Die Villa an der Elbe

Erstellt am 13.8.21. Kategorie: Buchrezensionen
„Die Villa an der Elbe“
von Linda Belago
Bewertung
★★★☆☆
Verlag Mira Taschenbuch
Buchform Taschenbuch, eBook
Erschienen Dezember 2018
Seiten 299
Erhältlich beiAP Buch Baldham, Buchladen Vaterstetten

Hamburg, 2017: Nach dem Tod seines Vaters übernimmt Jonas Clausen die Leitung der alteingesessenen Reederei, die sich seit über einem Jahrhundert in Familienbesitz befindet. Leider muss er bald feststellen, dass der Firma die Insolvenz droht. Bei der Durchsicht der Unterlagen stößt er auf ein altes Dokument. Demnach hat seine Ururgroßmutter Anni zu Beginn des 20. Jahrhunderts ein Depot eingerichtet zugunsten einer gewissen Clara Hauser. Wie sich herausstellt, handelt es sich bei dieser Clara um ein ehemaliges Dienstmädchen. Die näheren Zusammenhänge sind für Jonas nicht ersichtlich, aber ihm ist klar, dass dieses Depot, das mittlerweile einen Wert von über einer Million Dollar hat, seine Rettung sein könnte.

Zur selben Zeit erfährt auch Amely in New York von dem Depot. Clara war ihre Ururgroßmutter und Amelys Mutter hat beim Aufräumen auf dem Dachboden eine Kiste mit alten Unterlagen und Rezepten gefunden. Darunter war auch der Depotschein. Auch für Amely käme dieser Geldsegen gerade recht, denn sie plant, sich mit einem Cateringservice selbstständig zu machen. Doch ihr fehlt eine Identifikationsnummer, mit der sie Zugriff auf das Depot bekäme, und ihre Suche danach bleibt ergebnislos.

New York, 1900: Die „Kaiser Wilhelm der Große“, eines der größten und bedeutendsten Dampfschiffe der Welt und der Stolz des Norddeutschen Lloyd, ist auf dem Weg von Bremerhaven nach New York. Mit an Bord sind die Reedereifamilie Clausen und der Schiffsingenieur van der Haard mit seiner Frau und den Töchtern Anni und Helena. Die 17-jährige Helena soll an Bord ihre Verlobung mit dem Reederssohn Gustav Clausen feiern. Die Heirat wurde von den Familien arrangiert und Helena graut es davor, doch sie hat keine Wahl.
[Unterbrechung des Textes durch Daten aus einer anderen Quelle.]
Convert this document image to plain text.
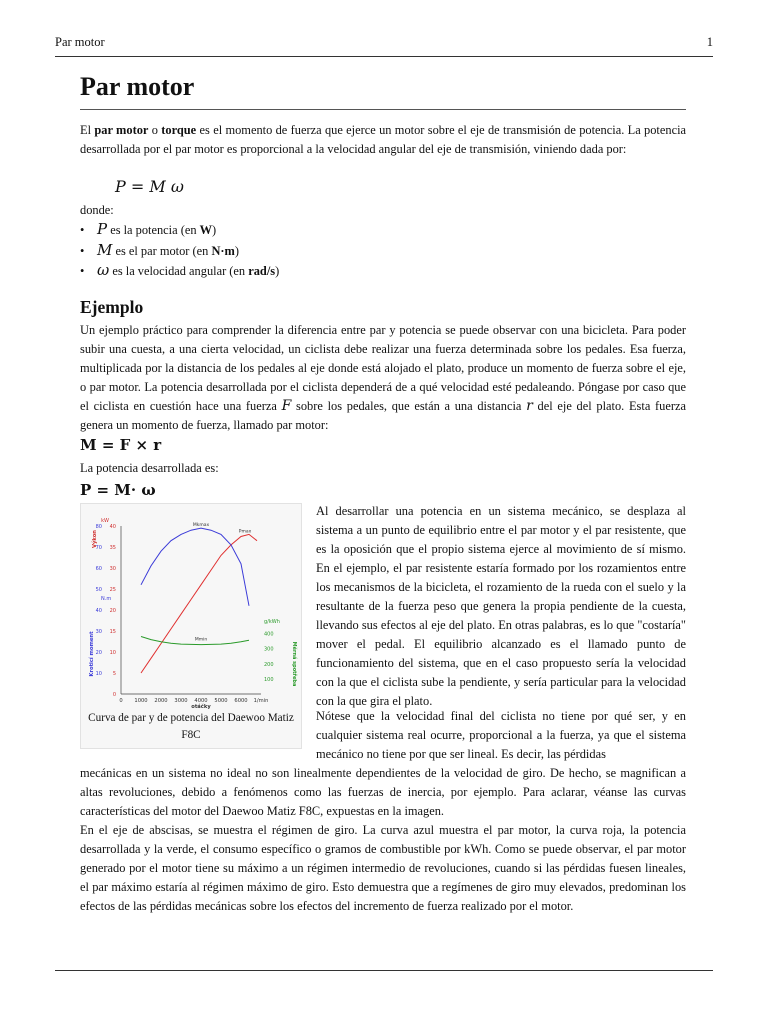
Par motor	1
Par motor

El par motor o torque es el momento de fuerza que ejerce un motor sobre el eje de transmisión de potencia. La potencia desarrollada por el par motor es proporcional a la velocidad angular del eje de transmisión, viniendo dada por:

P = M ω

donde:

• P es la potencia (en W)
• M es el par motor (en N·m)
• ω es la velocidad angular (en rad/s)
Ejemplo

Un ejemplo práctico para comprender la diferencia entre par y potencia se puede observar con una bicicleta. Para poder subir una cuesta, a una cierta velocidad, un ciclista debe realizar una fuerza determinada sobre los pedales. Esa fuerza, multiplicada por la distancia de los pedales al eje donde está alojado el plato, produce un momento de fuerza sobre el eje, o par motor. La potencia desarrollada por el ciclista dependerá de a qué velocidad esté pedaleando. Póngase por caso que el ciclista en cuestión hace una fuerza F sobre los pedales, que están a una distancia r del eje del plato. Esta fuerza genera un momento de fuerza, llamado par motor:

M = F × r

La potencia desarrollada es:

P = M· ω
0 1000 2000 3000 4000 5000 6000 1/min
otáčky
0
5
10
15
20
25
30
35
40
kW
Výkon
10
20
30
40
50
60
70
80
N.m
Kroticí moment
100
200
300
400
g/kWh
Měrná spotřeba
Pmax
Mkmax
Mmin
Curva de par y de potencia del Daewoo Matiz F8C

Al desarrollar una potencia en un sistema mecánico, se desplaza al sistema a un punto de equilibrio entre el par motor y el par resistente, que es la oposición que el propio sistema ejerce al movimiento de sí mismo. En el ejemplo, el par resistente estaría formado por los rozamientos entre los mecanismos de la bicicleta, el rozamiento de la rueda con el suelo y la resultante de la fuerza peso que genera la propia pendiente de la cuesta, llevando sus efectos al eje del plato. En otras palabras, es lo que "costaría" mover el pedal. El equilibrio alcanzado es el llamado punto de funcionamiento del sistema, que en el caso propuesto sería la velocidad con la que el ciclista sube la pendiente, y sería particular para la velocidad con la que gira el plato.

Nótese que la velocidad final del ciclista no tiene por qué ser, y en cualquier sistema real ocurre, proporcional a la fuerza, ya que el sistema mecánico no tiene por que ser lineal. Es decir, las pérdidas

mecánicas en un sistema no ideal no son linealmente dependientes de la velocidad de giro. De hecho, se magnifican a altas revoluciones, debido a fenómenos como las fuerzas de inercia, por ejemplo. Para aclarar, véanse las curvas características del motor del Daewoo Matiz F8C, expuestas en la imagen.

En el eje de abscisas, se muestra el régimen de giro. La curva azul muestra el par motor, la curva roja, la potencia desarrollada y la verde, el consumo específico o gramos de combustible por kWh. Como se puede observar, el par motor generado por el motor tiene su máximo a un régimen intermedio de revoluciones, cuando si las pérdidas fuesen lineales, el par máximo estaría al régimen máximo de giro. Esto demuestra que a regímenes de giro muy elevados, predominan los efectos de las pérdidas mecánicas sobre los efectos del incremento de fuerza realizado por el motor.
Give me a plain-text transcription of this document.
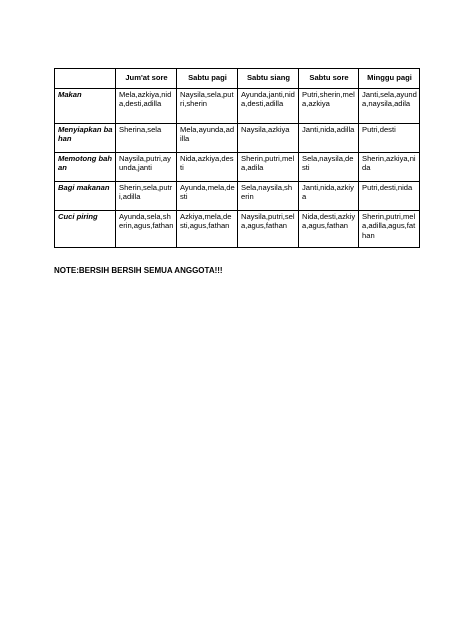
	Jum'at sore	Sabtu pagi	Sabtu siang	Sabtu sore	Minggu pagi
Makan	Mela,azkiya,nida,desti,adilla	Naysila,sela,putri,sherin	Ayunda,janti,nida,desti,adilla	Putri,sherin,mela,azkiya	Janti,sela,ayunda,naysila,adila
Menyiapkan bahan	Sherina,sela	Mela,ayunda,adilla	Naysila,azkiya	Janti,nida,adilla	Putri,desti
Memotong bahan	Naysila,putri,ayunda,janti	Nida,azkiya,desti	Sherin,putri,mela,adila	Sela,naysila,desti	Sherin,azkiya,nida
Bagi makanan	Sherin,sela,putri,adilla	Ayunda,mela,desti	Sela,naysila,sherin	Janti,nida,azkiya	Putri,desti,nida
Cuci piring	Ayunda,sela,sherin,agus,fathan	Azkiya,mela,desti,agus,fathan	Naysila,putri,sela,agus,fathan	Nida,desti,azkiya,agus,fathan	Sherin,putri,mela,adilla,agus,fathan
NOTE:BERSIH BERSIH SEMUA ANGGOTA!!!
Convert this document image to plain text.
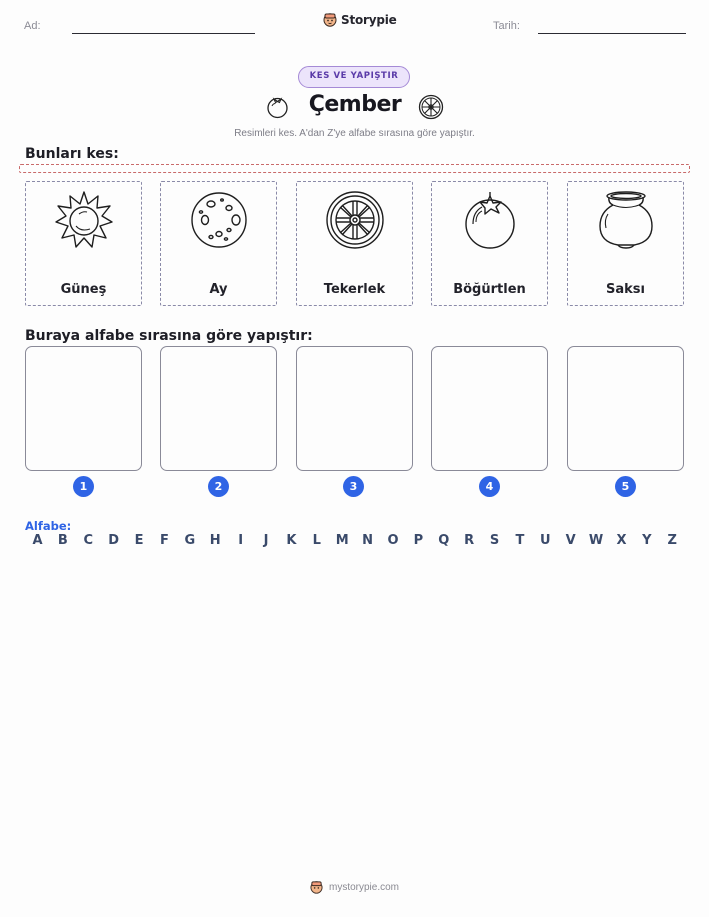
Ad:	Storypie	Tarih:
KES VE YAPIŞTIR
Çember
Resimleri kes. A'dan Z'ye alfabe sırasına göre yapıştır.
Bunları kes:
Güneş	Ay	Tekerlek	Böğürtlen	Saksı
Buraya alfabe sırasına göre yapıştır:
1	2	3	4	5
Alfabe:
A	B	C	D	E	F	G	H	I	J	K	L	M	N	O	P	Q	R	S	T	U	V	W	X	Y	Z
mystorypie.com
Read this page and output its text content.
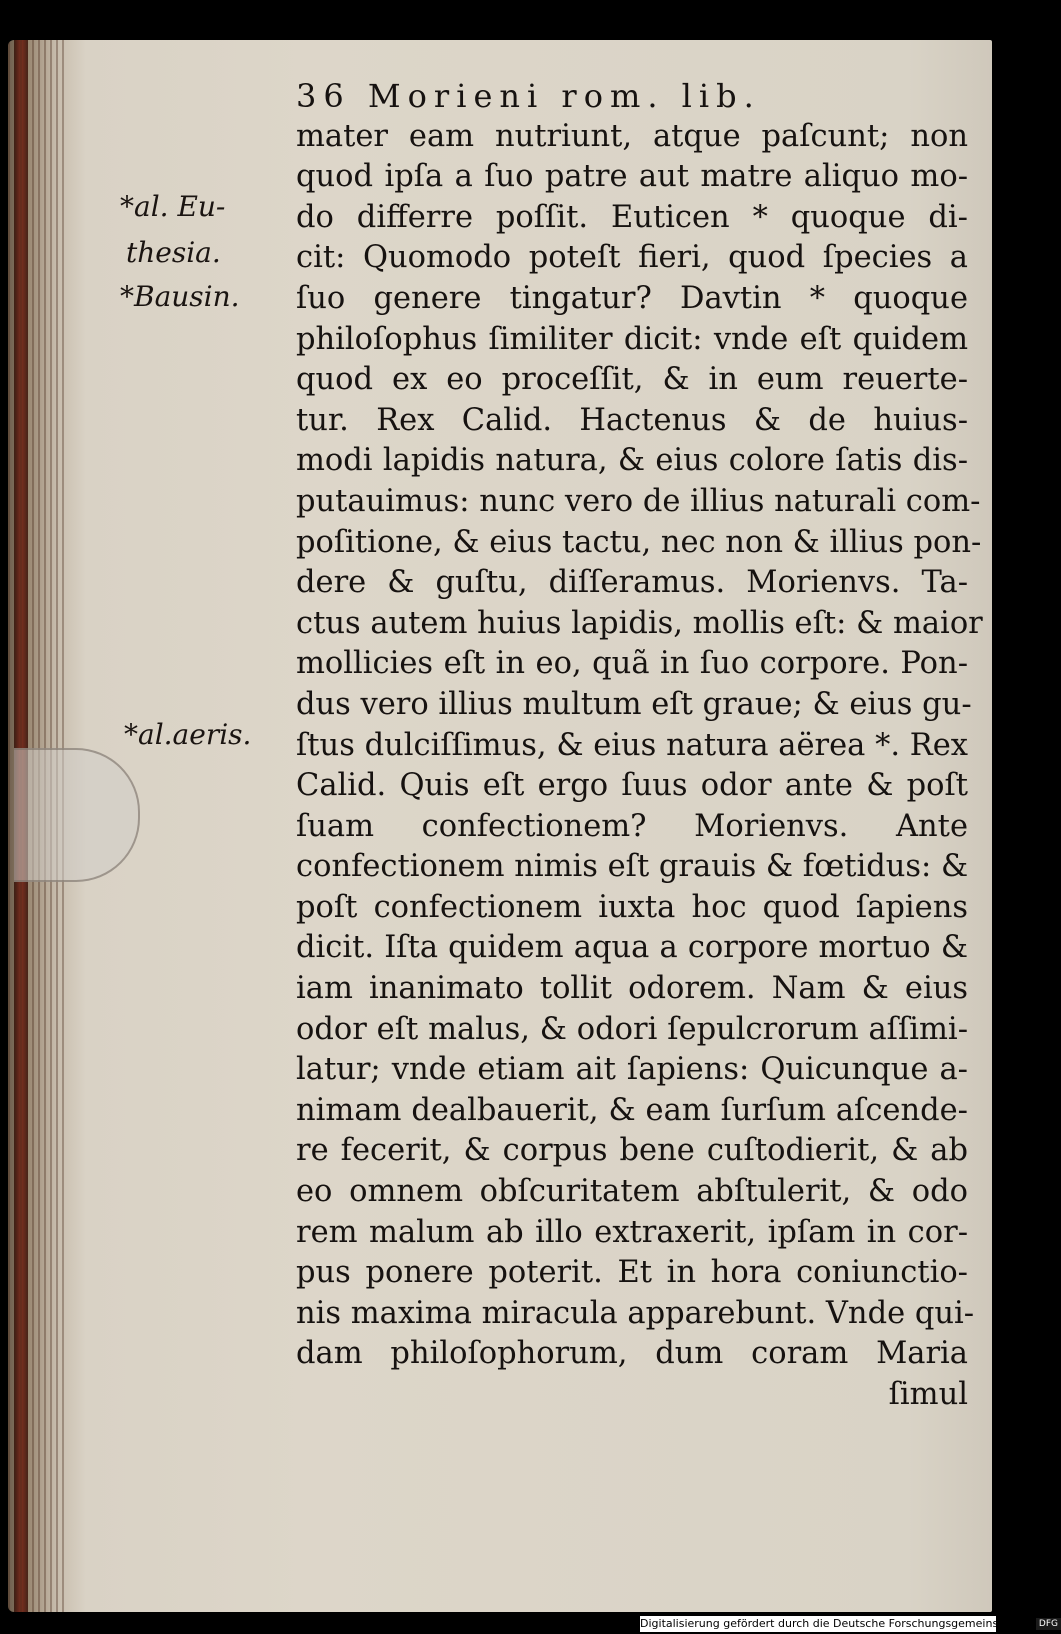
*al. Eu-
thesia.
*Bausin.
*al.aeris.
36 Morieni rom. lib.
mater eam nutriunt, atque paſcunt; non
quod ipſa a ſuo patre aut matre aliquo mo-
do differre poſſit. Euticen * quoque di-
cit: Quomodo poteſt fieri, quod ſpecies a
ſuo genere tingatur? Davtin * quoque
philoſophus ſimiliter dicit: vnde eſt quidem
quod ex eo proceſſit, & in eum reuerte-
tur. Rex Calid. Hactenus & de huius-
modi lapidis natura, & eius colore ſatis dis-
putauimus: nunc vero de illius naturali com-
poſitione, & eius tactu, nec non & illius pon-
dere & guſtu, diſſeramus. Morienvs. Ta-
ctus autem huius lapidis, mollis eſt: & maior
mollicies eſt in eo, quã in ſuo corpore. Pon-
dus vero illius multum eſt graue; & eius gu-
ſtus dulciſſimus, & eius natura aërea *. Rex
Calid. Quis eſt ergo ſuus odor ante & poſt
ſuam confectionem? Morienvs. Ante
confectionem nimis eſt grauis & fœtidus: &
poſt confectionem iuxta hoc quod ſapiens
dicit. Iſta quidem aqua a corpore mortuo &
iam inanimato tollit odorem. Nam & eius
odor eſt malus, & odori ſepulcrorum aſſimi-
latur; vnde etiam ait ſapiens: Quicunque a-
nimam dealbauerit, & eam ſurſum aſcende-
re fecerit, & corpus bene cuſtodierit, & ab
eo omnem obſcuritatem abſtulerit, & odo
rem malum ab illo extraxerit, ipſam in cor-
pus ponere poterit. Et in hora coniunctio-
nis maxima miracula apparebunt. Vnde qui-
dam philoſophorum, dum coram Maria
ſimul
Digitalisierung gefördert durch die Deutsche Forschungsgemeinschaft · DFG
In New York angekommen, passiert jedoch ein schreckliches Unglück: Am Pier von Hoboken bricht ein Feuer aus, das mehrere Schiffe und Teile der Hafenanlagen restlos zerstört, es sind unzählige Tote zu beklagen. Wie durch ein Wunder überlebt die Familie Clausen ebenso wie die Familie van der Haard – bis auf Tochter Helena. Von ihr und ihrem Dienstmädchen Clara fehlt jede Spur. Nach Tagen verzweifelter Suche kehren die Familien schließlich nach Deutschland zurück. Nur Anni ist überzeugt davon, dass ihre große Schwester noch am Leben ist.

Viele Jahre später entdeckt Anni, mittlerweile die Frau von Gustavs jüngerem Bruder Albert und angesehenes Mitglied der Hamburger Gesellschaft, in einer Zeitung ein Foto, auf dem sie ihre Schwester wiedererkennt. Doch kann das wirklich sein? Und warum steht ein anderer Name unter dem Foto?

Aus wechselnden Perspektiven – Jonas, Amely, Helena und Anni – wird hier eine spannende Geschichte rund um ein tatsächliches Unglück, nämlich den Brand von Hoboken, erzählt. Und so sehr ich einerseits mitgefiebert habe, so sehr hat die Lektüre andererseits auch meinen Unmut erregt: Da sind zum einen in der eBook-Version, die ich gelesen habe, unzählige Schreibfehler, es wird wild zwischen Vergangenheitsform und Gegenwart gewechselt, oft mitten in einem Satz, und vor allem gibt es mehrere logische Fehler und falsche Daten. So ist Helena im Jahre 1900 17 Jahre alt, im Jahr 1909 jedoch schon 32 und hat zu diesem Zeitpunkt bereits zehn Jahre bei einer Textilfabrik in New York gearbeitet – hä?

Okay, damit habe ich nun verraten, dass Helena den Brand überlebt hat. Wie es ihr daraufhin weiter ergangen ist, ist wirklich spannend zu lesen, trotz der oben genannten Unstimmigkeiten. Leider wird das Schicksal ihrer jüngeren Schwester Anni hingegen nur oberflächlich erzählt. Manche Kapitel gehen durchaus intensiv auf sie ein, während im nächsten Kapitel ihr Leben nur schnell, schnell abgehandelt wird.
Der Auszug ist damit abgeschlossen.